In 1941 Khaki Campbell Ducks were introduced to the American Standard of Perfection.

This breed of duck is listed as 'Watch' by the American Livestock Breeds Conservancy.

== Characteristics ==
Campbells can come in three colour varieties: khaki, dark and white. They were developed by crossing between Mallard, Rouen and Runner ducks. The Khaki Campbell drake is mostly khaki-coloured with a darker head usually olive green lacking the white ring of its Mallard ancestors. The Khaki Campbell duck has a more modest plumage of Khaki covering the entirety of the body.

== Use ==

The egg production of the Campbell breed can exceed even the most efficient of egg-laying domestic chickens, with the breed laying an average of 300 eggs a year. When provided a moderate "duck conscious" environment to live in they will lay a more than modest number of eggs per week.

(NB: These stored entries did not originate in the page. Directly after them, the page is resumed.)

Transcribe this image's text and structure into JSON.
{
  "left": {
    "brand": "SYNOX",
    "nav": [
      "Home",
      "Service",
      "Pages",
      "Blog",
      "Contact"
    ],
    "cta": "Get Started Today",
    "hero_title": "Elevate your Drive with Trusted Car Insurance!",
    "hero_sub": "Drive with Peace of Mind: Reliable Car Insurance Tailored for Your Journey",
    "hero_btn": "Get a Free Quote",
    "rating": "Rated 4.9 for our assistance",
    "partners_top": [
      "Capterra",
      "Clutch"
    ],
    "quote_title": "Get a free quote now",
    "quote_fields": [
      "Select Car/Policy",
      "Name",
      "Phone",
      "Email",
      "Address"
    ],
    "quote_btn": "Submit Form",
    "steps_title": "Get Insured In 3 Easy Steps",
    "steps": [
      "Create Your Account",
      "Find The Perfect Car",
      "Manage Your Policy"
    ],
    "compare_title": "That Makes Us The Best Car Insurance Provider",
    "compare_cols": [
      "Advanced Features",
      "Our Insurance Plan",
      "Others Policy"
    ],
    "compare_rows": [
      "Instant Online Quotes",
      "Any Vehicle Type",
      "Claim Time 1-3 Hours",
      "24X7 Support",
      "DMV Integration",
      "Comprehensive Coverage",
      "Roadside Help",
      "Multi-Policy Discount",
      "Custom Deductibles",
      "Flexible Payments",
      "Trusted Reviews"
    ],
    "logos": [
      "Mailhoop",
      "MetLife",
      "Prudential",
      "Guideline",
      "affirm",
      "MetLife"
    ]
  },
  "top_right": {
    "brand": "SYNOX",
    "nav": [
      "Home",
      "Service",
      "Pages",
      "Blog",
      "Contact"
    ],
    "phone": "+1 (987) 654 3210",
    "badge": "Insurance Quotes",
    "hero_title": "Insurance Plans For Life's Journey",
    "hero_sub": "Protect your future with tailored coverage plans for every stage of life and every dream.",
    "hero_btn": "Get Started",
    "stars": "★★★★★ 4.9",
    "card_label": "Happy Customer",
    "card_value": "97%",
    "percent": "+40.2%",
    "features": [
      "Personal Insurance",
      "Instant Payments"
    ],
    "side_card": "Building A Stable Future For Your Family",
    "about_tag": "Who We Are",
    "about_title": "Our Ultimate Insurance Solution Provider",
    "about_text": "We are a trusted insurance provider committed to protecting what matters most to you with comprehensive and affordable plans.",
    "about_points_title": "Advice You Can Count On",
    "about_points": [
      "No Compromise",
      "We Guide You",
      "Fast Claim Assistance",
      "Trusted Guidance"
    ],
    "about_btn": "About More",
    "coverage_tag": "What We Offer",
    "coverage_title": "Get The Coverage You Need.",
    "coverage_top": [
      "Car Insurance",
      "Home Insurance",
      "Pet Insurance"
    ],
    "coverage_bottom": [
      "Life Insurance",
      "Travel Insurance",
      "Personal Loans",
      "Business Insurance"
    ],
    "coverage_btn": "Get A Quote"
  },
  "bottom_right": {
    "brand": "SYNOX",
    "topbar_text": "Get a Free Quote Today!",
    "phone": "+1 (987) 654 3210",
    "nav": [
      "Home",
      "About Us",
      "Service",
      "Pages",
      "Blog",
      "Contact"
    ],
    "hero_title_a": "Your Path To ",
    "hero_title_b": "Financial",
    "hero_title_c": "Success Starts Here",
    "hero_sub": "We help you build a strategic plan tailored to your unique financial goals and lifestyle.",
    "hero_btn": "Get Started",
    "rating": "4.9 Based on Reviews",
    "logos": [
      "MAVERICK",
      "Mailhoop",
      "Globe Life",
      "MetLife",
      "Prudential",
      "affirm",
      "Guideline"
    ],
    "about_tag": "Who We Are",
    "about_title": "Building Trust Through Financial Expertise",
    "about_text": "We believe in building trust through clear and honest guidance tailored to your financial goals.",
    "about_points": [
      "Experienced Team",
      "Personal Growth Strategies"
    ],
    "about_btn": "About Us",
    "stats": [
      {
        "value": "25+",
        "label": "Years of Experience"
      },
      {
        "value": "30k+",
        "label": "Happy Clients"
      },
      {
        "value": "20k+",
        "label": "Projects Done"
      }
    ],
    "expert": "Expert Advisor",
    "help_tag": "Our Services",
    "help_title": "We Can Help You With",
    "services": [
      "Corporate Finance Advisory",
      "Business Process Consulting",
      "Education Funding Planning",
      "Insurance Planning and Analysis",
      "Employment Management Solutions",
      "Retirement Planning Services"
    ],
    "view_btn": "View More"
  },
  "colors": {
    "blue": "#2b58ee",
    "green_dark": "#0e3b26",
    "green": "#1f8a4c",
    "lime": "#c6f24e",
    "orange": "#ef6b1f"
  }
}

Campbells become mature at approximately 7 months. Campbell ducks seldom hatch out others' young; however, in very communal situations do hatch large broods together. Most brooding instinct has been selectively bred against in exchange for prolific egg laying ability in this breed. The ducks, when raised by hand, are not usually defensive of their eggs or nests, making collection of eggs very easy. Mechanical incubators or broody chickens are used to hatch out Campbell ducklings when ducks are not present in the process. Incubation takes approximately 23 to 28 days for a Campbell duckling to hatch and eggs need to be inspected for ducklings that have not emerged from their egg completely.